La ‘asistencia pública’ fue el nuevo concepto con el que el Estado y los políticos oficialistas comenzaron a tratar a los sectores sociales más desprotegidos (enfermos pobres, pacientes psiquiátricos, niños expósitos, vejez abandonada). Sobre la base de los establecimientos creados por las instituciones religiosas como punto de partida, el Estado laicizó y reorganizó la atención sanitaria pública. Asimismo, tanto en la Comisión de Caridad, como en el Consejo de Higiene Pública y en la dirección de los hospitales asumieron funciones médicos vinculados al proceso de secularización. Finalmente en 1910 la Comisión de Caridad y Beneficencia Pública fue sustituida por la Asistencia Pública Nacional, nueva institución que se encargó de todos los servicios hospitalarios del país. El período se cierra en 1910, etapa en la que se completó el proceso de secularización de los establecimientos hospitalarios y en la cual por un decreto del Poder Ejecutivo el Manicomio fue redenominado, en 1911, Hospital Vilardebó y se convirtió en un centro estatal laico para los enfermos mentales pertenecientes a los estratos sociales más bajos. (2)

La formación de un campo de especialistas en enfermedades psiquiátricas

Durante el último cuarto del siglo XIX no existió en el país formación en “psiquiatría”, pero varios médicos (Pedro Visca, Francisco Soca, Enrique Castro, Bernardo Etchepare) mostraron un creciente interés por desarrollar un campo de trabajo en relación con los estudios de las enfermedades llamadas “mentales”. Los médicos mencionados estudiaron en Francia, centro de estudios mundial de clínica médica y se encargaron de la divulgación de algunas ideas que permitieron la profesionalización de la disciplina psiquiátrica en Uruguay (3).

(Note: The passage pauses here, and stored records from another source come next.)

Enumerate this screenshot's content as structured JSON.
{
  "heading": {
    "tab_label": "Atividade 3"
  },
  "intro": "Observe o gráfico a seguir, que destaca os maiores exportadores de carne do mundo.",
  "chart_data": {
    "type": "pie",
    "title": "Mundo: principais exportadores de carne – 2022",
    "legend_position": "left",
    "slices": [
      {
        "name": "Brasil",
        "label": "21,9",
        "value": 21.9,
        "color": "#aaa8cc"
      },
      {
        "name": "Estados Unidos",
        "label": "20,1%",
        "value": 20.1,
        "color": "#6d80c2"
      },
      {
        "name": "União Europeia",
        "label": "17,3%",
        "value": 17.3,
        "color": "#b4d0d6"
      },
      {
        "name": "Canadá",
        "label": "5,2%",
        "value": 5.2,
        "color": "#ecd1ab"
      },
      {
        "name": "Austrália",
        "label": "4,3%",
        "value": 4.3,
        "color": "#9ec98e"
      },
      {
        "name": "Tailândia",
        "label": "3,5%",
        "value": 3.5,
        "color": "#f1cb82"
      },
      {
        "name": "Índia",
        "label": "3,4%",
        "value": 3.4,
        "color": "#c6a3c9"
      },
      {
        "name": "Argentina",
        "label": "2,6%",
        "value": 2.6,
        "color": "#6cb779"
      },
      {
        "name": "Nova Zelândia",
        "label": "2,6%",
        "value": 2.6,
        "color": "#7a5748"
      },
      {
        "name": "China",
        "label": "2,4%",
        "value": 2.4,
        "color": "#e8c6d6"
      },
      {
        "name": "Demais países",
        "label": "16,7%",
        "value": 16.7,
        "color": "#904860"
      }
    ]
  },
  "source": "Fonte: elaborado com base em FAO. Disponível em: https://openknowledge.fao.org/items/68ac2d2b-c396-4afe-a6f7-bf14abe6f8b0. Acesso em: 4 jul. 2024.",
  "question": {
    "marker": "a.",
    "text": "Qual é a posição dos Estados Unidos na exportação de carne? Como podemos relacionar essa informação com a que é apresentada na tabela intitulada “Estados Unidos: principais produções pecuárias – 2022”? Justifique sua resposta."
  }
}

No existía en el mundo una formación específica en materia psiquiátrica. El psiquiatra era un polígrafo que se movía entre diversas especialidades que no tenían fronteras totalmente definidas. Eso explica que un “pediatra” como Luis Morquio, un “oftalmólogo” como Joaquín de Salterain o un profesional especializado en cirugía como Bernardo Etchepare destacaran a comienzos del siglo xx en el campo de los estudios psiquiátricos.

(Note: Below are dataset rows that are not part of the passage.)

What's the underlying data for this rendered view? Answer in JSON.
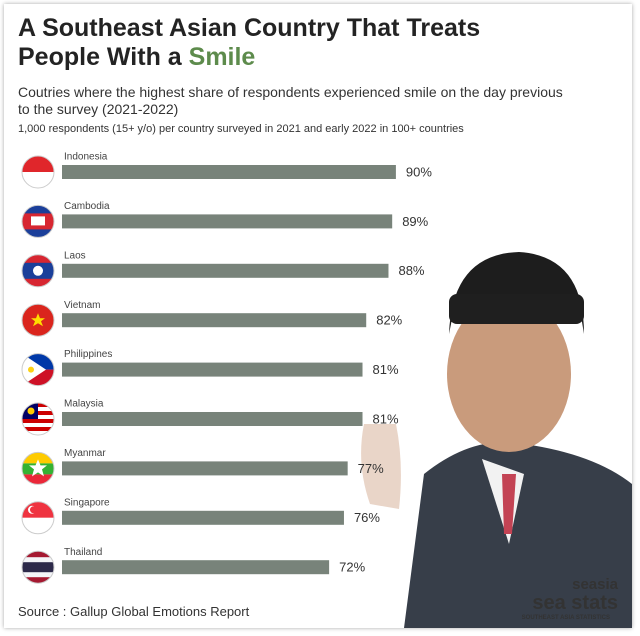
{
  "chart_data": {
    "type": "bar",
    "title_line1": "A Southeast Asian Country That Treats",
    "title_line2": "People With a",
    "title_highlight": "Smile",
    "subtitle": "Coutries where the highest share of respondents experienced smile on the day previous to the survey (2021-2022)",
    "note": "1,000 respondents (15+ y/o) per country surveyed in 2021 and early 2022 in 100+ countries",
    "categories": [
      "Indonesia",
      "Cambodia",
      "Laos",
      "Vietnam",
      "Philippines",
      "Malaysia",
      "Myanmar",
      "Singapore",
      "Thailand"
    ],
    "values": [
      90,
      89,
      88,
      82,
      81,
      81,
      77,
      76,
      72
    ],
    "value_labels": [
      "90%",
      "89%",
      "88%",
      "82%",
      "81%",
      "81%",
      "77%",
      "76%",
      "72%"
    ],
    "color": "#78837a",
    "source": "Source : Gallup Global Emotions Report",
    "logo_top": "seasia",
    "logo_main": "sea stats",
    "logo_sub": "SOUTHEAST ASIA STATISTICS"
  }
}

Desde 1905 Bernardo Etchepare, profesor de Anatomía, cumplía funciones en el Servicio de Mujeres del Manicomio y comenzó a invitar a los alumnos a que participaran de exámenes clínicos dentro del manicomio. Ese fue el punto de partida para que un grupo de estudiantes comenzara a realizar tareas clínicas. La creación formal de la Cátedra de Psiquiatría tuvo lugar en 1907, pero recién al año siguiente contó con Bernardo Etchepare como responsable académico (de ahí que la fecha fundacional reconocida por la historiografía de la Psiquiatría sea 1908). Contaba también con un jefe de Clínica —Francisco Garmendia—, un médico adjunto honorario —Camilo Paysée— y un médico agregado honorario —Abel Zamora—. Dentro del manicomio la cátedra tenía dos servicios para la observación, uno de hombres y otro de mujeres. Los estudiantes tenían contacto con enfermos crónicos o tranquilos y de forma ocasional podían recibir pacientes llamados agitados.

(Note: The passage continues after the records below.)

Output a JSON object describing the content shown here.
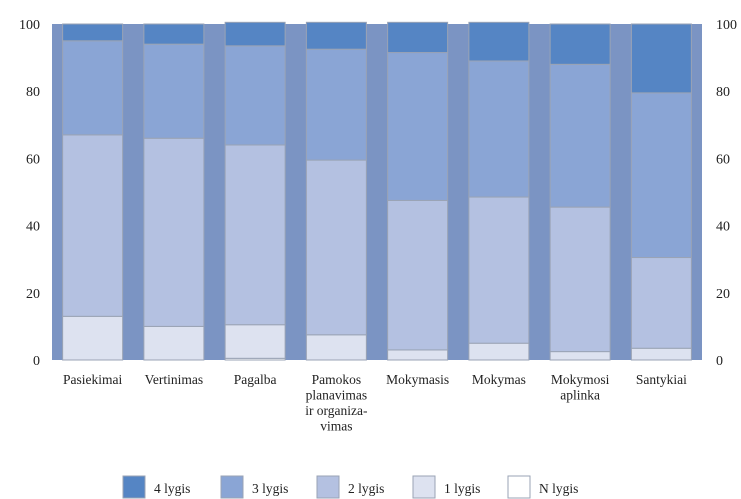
{
  "chart_data": {
    "type": "bar",
    "stacked": true,
    "categories": [
      [
        "Pasiekimai"
      ],
      [
        "Vertinimas"
      ],
      [
        "Pagalba"
      ],
      [
        "Pamokos",
        "planavimas",
        "ir organiza-",
        "vimas"
      ],
      [
        "Mokymasis"
      ],
      [
        "Mokymas"
      ],
      [
        "Mokymosi",
        "aplinka"
      ],
      [
        "Santykiai"
      ]
    ],
    "series": [
      {
        "name": "N lygis",
        "color": "#ffffff",
        "values": [
          0,
          0,
          0.5,
          0,
          0,
          0,
          0,
          0
        ]
      },
      {
        "name": "1 lygis",
        "color": "#dde2f0",
        "values": [
          13,
          10,
          10,
          7.5,
          3,
          5,
          2.5,
          3.5
        ]
      },
      {
        "name": "2 lygis",
        "color": "#b4c1e1",
        "values": [
          54,
          56,
          53.5,
          52,
          44.5,
          43.5,
          43,
          27
        ]
      },
      {
        "name": "3 lygis",
        "color": "#8aa5d5",
        "values": [
          28,
          28,
          29.5,
          33,
          44,
          40.5,
          42.5,
          49
        ]
      },
      {
        "name": "4 lygis",
        "color": "#5585c4",
        "values": [
          5,
          6,
          7,
          8,
          9,
          11.5,
          12,
          20.5
        ]
      }
    ],
    "legend_order": [
      "4 lygis",
      "3 lygis",
      "2 lygis",
      "1 lygis",
      "N lygis"
    ],
    "legend_position": "bottom",
    "ylim": [
      0,
      100
    ],
    "yticks": [
      "0",
      "20",
      "40",
      "60",
      "80",
      "100"
    ],
    "y_axis_sides": "left-and-right",
    "grid": false,
    "stripe_color": "#7b94c3"
  }
}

La evolución en la consideración social de los psiquiatras también se puede apreciar en la documentación del Manicomio o en papelería judicial. A fines del siglo xix y comienzos del siguiente, era frecuente que los familiares solicitaran la internación de un paciente por carecer de medios para su subsistencia. Sin embargo, desde la segunda década del siglo xx podemos ver que había en las solicitudes un reconocimiento a la labor profesional de los especialistas en relación con las llamadas enfermedades mentales. No se trató de un proceso homogéneo, pero sí es una pista interesante para apreciar la estima social con la que empezaban a contar los psiquiatras luego de consolidar su campo de trabajo y extender su radio de influencia. Esa relevancia conferida al tratamiento científico siempre figura en las fuentes –sobre todo en los artículos de la Revista Médica- mediada por la posición de los médicos quienes destacan, en varios trabajos, el interés de los familiares por contar con su ayuda. Aunque en la papelería que se preserva en el actual Hospital Vilardebó o en el fondo de la Comisión de Caridad del Archivo General de la Nación encontramos notas enviadas por los familiares en los que solicitaron la internación y alabaron la tarea de los facultativos. Esto, por supuesto, no anula la complejidad de casos en los que la familia se negó a la internación, lo que automáticamente era censurado por los médicos. Ese tipo de negativa familiar a la internación -que en la época era presentada como una manifestación “bárbara”, o de atraso por parte de la familia-, podría ser vista hoy como prácticas de resistencia que muchas veces pusieron en cuestión el poder médico, aunque no lograron alterar su creciente ascendencia sobre la población.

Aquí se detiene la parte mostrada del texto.